妻との「永遠の別れ」 男性がやがて現実を受け入れるまで 「悲しいけれど」妻のいない人生を考えていく
「あなたはまだマシですよ」とほかの人と比べて死別の重みを和らげようとする人もいるでしょう。 死別はだれもが一度ならず経験しますが、その体験や向き合い方は人によって大きく違うものです。まわりの人がよかれと思って発した言葉が、自分にはいいと思えないことはよくあります。 ここでやっかいなのは、その人たちに悪意はなく、多くの場合、悲しんでいる人を慰めたり励ましたりしようと、言葉を発していることです。 もしそのような人たちに出会ったなら、彼らの言葉をあまり正面から受けとめずに、聞いているふり、わかったふりをしてやりすごすことが賢明だと思います。
まわりの人のことを気にしすぎないようにすると、自分なりのペースで、過ごすことができるようになります。 SNSから離れることもときに大切です。よけいな情報に悩まされることが少なくなるのではないでしょうか。 (まとめ)聞いているふり、わかったふり、やりすごすことも一つの方法 ■「悲しいけれどもういない」という現実を見つめる 人によっては、死の現実を信じたくない、認めたくないという思いが強いかもしれません。
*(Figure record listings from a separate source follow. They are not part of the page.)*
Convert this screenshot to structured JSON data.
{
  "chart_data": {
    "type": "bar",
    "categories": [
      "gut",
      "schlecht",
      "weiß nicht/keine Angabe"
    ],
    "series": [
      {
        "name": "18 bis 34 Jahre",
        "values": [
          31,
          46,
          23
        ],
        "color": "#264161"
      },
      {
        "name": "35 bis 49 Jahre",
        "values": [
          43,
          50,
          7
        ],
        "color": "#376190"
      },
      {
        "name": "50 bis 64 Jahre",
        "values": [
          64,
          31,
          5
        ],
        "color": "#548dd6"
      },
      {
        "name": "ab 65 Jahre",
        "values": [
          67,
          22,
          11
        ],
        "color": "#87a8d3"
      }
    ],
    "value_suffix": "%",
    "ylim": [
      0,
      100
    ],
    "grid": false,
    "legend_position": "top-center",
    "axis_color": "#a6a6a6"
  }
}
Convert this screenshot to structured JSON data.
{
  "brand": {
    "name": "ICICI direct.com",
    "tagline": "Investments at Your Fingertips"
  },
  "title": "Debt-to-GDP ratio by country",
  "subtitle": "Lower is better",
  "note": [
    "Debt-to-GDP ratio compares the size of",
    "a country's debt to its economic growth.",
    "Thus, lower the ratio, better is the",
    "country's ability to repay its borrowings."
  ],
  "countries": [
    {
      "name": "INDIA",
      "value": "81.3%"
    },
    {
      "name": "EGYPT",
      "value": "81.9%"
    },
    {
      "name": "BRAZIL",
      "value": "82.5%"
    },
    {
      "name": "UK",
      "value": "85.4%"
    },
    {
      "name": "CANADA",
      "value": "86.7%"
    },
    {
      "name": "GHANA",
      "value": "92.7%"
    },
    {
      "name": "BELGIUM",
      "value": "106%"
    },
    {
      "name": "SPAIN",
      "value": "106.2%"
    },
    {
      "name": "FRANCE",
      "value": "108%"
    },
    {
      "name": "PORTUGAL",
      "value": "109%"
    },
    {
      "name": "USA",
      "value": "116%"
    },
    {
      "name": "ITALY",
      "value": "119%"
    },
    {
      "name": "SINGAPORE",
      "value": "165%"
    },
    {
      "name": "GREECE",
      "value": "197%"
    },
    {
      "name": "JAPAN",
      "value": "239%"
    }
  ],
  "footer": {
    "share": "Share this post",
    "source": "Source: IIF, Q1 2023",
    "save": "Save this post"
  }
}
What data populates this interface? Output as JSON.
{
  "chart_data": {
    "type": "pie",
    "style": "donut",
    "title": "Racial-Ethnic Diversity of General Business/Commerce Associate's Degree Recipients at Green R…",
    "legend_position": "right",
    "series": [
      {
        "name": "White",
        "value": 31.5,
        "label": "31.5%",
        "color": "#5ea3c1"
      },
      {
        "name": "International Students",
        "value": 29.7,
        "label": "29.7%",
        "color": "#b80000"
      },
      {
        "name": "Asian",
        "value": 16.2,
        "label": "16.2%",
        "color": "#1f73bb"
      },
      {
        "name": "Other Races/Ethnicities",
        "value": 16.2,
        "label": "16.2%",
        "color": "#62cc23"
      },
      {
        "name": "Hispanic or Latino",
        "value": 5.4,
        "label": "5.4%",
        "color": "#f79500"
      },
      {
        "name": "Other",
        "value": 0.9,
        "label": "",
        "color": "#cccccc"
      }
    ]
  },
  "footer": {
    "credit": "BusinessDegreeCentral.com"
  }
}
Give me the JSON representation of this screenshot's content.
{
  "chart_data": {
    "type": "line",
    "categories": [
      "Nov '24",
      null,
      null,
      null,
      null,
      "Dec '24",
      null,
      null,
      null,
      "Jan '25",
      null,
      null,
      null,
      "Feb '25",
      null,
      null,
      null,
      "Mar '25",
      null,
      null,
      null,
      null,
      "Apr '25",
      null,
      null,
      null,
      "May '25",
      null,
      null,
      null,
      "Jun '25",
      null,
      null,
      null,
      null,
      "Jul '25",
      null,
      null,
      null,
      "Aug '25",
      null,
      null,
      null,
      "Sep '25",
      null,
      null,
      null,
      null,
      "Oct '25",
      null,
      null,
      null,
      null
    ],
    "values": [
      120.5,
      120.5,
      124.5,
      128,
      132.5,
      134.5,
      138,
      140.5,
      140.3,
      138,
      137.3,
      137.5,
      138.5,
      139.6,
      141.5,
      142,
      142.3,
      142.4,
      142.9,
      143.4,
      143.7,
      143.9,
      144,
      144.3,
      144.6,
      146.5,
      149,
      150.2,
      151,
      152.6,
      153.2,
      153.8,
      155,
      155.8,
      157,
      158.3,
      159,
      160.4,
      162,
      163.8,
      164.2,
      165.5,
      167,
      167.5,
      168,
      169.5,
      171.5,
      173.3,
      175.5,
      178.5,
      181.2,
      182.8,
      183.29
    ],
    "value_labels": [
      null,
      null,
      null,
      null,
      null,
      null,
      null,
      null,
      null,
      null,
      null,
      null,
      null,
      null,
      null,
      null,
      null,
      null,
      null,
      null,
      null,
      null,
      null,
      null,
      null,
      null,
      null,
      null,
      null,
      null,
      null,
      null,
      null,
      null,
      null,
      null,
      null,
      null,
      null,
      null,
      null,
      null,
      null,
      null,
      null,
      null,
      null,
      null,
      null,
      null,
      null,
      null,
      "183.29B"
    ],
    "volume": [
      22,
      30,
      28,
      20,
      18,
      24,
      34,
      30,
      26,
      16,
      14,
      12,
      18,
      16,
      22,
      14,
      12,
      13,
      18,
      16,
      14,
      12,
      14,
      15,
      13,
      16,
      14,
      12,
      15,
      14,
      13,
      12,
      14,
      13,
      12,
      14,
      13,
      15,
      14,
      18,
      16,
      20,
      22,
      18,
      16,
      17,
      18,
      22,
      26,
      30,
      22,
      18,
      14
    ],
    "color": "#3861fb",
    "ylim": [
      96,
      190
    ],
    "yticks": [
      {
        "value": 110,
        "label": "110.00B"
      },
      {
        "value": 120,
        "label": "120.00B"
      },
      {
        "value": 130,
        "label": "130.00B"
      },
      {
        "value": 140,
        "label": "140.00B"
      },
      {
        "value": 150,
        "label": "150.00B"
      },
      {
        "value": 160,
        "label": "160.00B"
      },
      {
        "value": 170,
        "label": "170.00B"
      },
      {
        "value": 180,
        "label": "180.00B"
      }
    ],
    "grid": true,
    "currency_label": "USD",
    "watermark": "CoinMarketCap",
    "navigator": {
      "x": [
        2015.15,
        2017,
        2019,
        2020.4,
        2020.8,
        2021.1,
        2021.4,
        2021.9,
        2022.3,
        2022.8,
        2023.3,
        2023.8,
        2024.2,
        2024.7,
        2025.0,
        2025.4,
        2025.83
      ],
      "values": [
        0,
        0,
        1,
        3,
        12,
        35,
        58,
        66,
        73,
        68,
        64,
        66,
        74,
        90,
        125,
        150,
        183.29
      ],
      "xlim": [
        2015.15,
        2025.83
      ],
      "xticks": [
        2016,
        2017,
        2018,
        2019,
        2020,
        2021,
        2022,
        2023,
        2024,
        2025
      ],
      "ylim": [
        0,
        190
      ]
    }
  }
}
亡き人がもういないという現実を頭ではわかっていても、気持ちとして受け入れられない……。 現実を考えないようにしながら過ごしている人もいます。 このような心理状態は、無意識的に起こる防衛反応の一つで、受け入れがたい現実に押しつぶされそうな心を守る緩衝材として働くと考えられています。 「妻はまだ病院に入院していると思うことにしているんだよ」と話してくれたのは、長い闘病の末に妻を亡くした60代の男性でした。
「今はそうしないとさみしくて。死を受け入れられていないということなのかもしれないけど、今はそう思うことでなんとか生きているって感じかな」 少しつらそうに気持ちを打ち明けてくれました。 周囲の人から、「あきらめるしかない」「受け入れるしかない」といった現実を突きつける言葉を投げかけられることがあります。 大切な人の死を受けとめきれず、苦しんでいる状況では、こうした言葉はあまり心に響かないこともあります。